Other transport bodies across England as well as healthcare providers, care homes and some retailers are also expected to maintain the requirement for people to wear masks. Bookseller Waterstones, for one, has already said it will encourage people to wear masks.
When confirming the lifting of restrictions earlier this week, British Prime Minister Boris Johnson reined in talk of so-called “Freedom Day” and urged people to remain vigilant and to exercise “personal responsibility.”
That has prompted widespread accusations of mixed messaging from the government and not for the first time during the pandemic.
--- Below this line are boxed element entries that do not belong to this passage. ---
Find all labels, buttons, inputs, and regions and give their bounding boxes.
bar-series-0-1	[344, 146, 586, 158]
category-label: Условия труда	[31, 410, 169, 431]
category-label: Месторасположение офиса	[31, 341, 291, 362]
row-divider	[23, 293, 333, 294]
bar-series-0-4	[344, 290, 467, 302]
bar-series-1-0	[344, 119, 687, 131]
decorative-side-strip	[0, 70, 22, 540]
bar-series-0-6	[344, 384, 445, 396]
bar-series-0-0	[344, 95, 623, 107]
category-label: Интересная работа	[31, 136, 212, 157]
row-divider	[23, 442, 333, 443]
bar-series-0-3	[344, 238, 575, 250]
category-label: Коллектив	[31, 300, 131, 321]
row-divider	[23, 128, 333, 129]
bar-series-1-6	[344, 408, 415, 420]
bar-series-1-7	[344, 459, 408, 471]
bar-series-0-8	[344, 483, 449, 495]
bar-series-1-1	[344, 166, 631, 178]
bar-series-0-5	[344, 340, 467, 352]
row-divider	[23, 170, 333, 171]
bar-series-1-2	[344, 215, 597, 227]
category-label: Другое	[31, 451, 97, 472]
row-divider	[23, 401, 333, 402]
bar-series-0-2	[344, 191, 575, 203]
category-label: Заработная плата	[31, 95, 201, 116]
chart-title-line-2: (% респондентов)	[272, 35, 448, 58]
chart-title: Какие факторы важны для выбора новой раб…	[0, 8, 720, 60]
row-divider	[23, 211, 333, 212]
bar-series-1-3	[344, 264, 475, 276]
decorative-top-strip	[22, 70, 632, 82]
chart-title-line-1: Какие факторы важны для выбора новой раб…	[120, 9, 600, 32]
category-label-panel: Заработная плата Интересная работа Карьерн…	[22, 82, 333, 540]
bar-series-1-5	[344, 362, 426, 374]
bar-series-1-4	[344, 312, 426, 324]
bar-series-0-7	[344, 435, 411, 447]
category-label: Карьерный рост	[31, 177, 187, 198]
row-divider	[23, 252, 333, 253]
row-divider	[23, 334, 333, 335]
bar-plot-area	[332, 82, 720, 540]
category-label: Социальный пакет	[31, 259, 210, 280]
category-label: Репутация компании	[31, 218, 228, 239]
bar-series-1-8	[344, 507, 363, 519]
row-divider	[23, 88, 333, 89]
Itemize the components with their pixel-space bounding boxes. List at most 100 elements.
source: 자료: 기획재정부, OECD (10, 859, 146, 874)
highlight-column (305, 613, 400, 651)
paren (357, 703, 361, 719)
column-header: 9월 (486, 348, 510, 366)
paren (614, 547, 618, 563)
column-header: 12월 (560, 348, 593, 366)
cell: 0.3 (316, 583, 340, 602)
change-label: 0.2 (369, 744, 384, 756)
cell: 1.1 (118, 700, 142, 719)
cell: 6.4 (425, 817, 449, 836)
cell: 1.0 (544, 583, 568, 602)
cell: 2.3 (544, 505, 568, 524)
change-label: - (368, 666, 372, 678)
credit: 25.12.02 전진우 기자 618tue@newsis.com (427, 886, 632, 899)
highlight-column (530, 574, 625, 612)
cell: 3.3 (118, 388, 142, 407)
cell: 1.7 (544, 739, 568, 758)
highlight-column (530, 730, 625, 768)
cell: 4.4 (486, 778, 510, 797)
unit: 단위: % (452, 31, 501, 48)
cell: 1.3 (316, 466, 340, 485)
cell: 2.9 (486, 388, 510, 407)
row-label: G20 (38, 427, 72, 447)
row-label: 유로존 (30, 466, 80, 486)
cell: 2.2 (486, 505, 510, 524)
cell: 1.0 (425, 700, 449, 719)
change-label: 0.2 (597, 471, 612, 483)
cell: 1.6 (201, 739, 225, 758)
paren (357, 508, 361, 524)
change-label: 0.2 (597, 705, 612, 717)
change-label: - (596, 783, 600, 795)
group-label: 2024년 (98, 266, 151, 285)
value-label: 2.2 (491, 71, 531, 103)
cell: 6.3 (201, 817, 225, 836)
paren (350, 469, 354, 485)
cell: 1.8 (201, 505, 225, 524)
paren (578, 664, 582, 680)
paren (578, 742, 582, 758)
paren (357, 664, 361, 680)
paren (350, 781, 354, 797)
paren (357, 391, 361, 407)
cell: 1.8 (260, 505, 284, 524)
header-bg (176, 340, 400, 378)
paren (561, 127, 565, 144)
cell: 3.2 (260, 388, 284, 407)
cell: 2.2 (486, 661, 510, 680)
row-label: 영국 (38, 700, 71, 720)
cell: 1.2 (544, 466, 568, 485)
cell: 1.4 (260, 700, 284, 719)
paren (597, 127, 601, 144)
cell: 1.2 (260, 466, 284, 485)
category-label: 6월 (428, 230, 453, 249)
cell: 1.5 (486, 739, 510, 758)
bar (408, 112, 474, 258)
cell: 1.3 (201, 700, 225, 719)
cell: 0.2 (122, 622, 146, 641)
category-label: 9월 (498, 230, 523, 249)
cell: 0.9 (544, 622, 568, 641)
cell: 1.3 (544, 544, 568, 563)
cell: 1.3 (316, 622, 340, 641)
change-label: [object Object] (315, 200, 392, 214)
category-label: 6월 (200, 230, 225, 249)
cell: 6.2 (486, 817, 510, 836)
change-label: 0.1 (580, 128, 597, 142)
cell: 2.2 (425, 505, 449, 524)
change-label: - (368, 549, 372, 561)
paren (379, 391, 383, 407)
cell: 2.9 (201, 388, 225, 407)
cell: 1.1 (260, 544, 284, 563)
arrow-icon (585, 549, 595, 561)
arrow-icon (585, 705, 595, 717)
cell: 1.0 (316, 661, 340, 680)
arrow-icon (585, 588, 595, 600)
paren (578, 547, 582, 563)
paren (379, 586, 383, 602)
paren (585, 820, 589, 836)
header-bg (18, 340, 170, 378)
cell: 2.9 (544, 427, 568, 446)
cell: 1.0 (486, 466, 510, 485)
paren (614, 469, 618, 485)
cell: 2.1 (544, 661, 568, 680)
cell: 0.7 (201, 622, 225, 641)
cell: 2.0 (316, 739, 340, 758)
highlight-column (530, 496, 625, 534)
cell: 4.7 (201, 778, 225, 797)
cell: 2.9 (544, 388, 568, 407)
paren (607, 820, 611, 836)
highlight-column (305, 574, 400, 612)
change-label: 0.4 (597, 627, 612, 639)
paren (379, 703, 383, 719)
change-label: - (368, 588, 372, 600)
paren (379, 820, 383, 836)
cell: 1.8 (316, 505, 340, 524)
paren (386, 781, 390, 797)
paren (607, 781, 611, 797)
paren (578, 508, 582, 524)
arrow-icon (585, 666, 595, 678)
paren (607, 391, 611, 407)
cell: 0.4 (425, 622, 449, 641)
“What would have been far better is for the national rules to apply across the country, not just in London but across the country,” Khan told the BBC. “That would have provided clarity in relation to what the rules are.”
British Transport Secretary Grant Shapps denied that the government’s message was unclear and said Khan’s decision was “very much in line” with what the government wanted to happen.
“Whilst we are going from this being a legal requirement to guidelines, we do expect individual carriers to make sure they are putting in place whatever is appropriate for their network,” Shapps told Sky News.
The British government believes that the vaccine rollout has mostly severed the link between infections and those needing hospitalization as the vast majority of people getting COVID-19 are in the less vulnerable younger age group, many of whom have yet to be vaccinated. Around 69% of the British population has received one dose of vaccine while about 52% had two.
Concerns though are rising that despite the rollout, the high case load will once again pressure the National Health Service — more cases will inevitably lead to more people requiring hospital attention.
The number of people in hospital with COVID-19 and subsequently dying have been edging higher in recent days, though not at the same rate as infections. On Wednesday, the U.K. recorded another 49 virus-related deaths, taking the death toll to over 128,500.
The final stage of easing England’s lockdown means that all restrictions on social gatherings will be removed and social distancing measures will be scrapped. Nightclubs can reopen for the first time since March last year, and there will no longer be limits on people attending concerts, theaters, weddings or sports events.
Public health officials urged caution as July 19 approaches.
“The pandemic is not over, and we must all remain vigilant,” said Dr. Yvonne Doyle, medical director of Public Health England.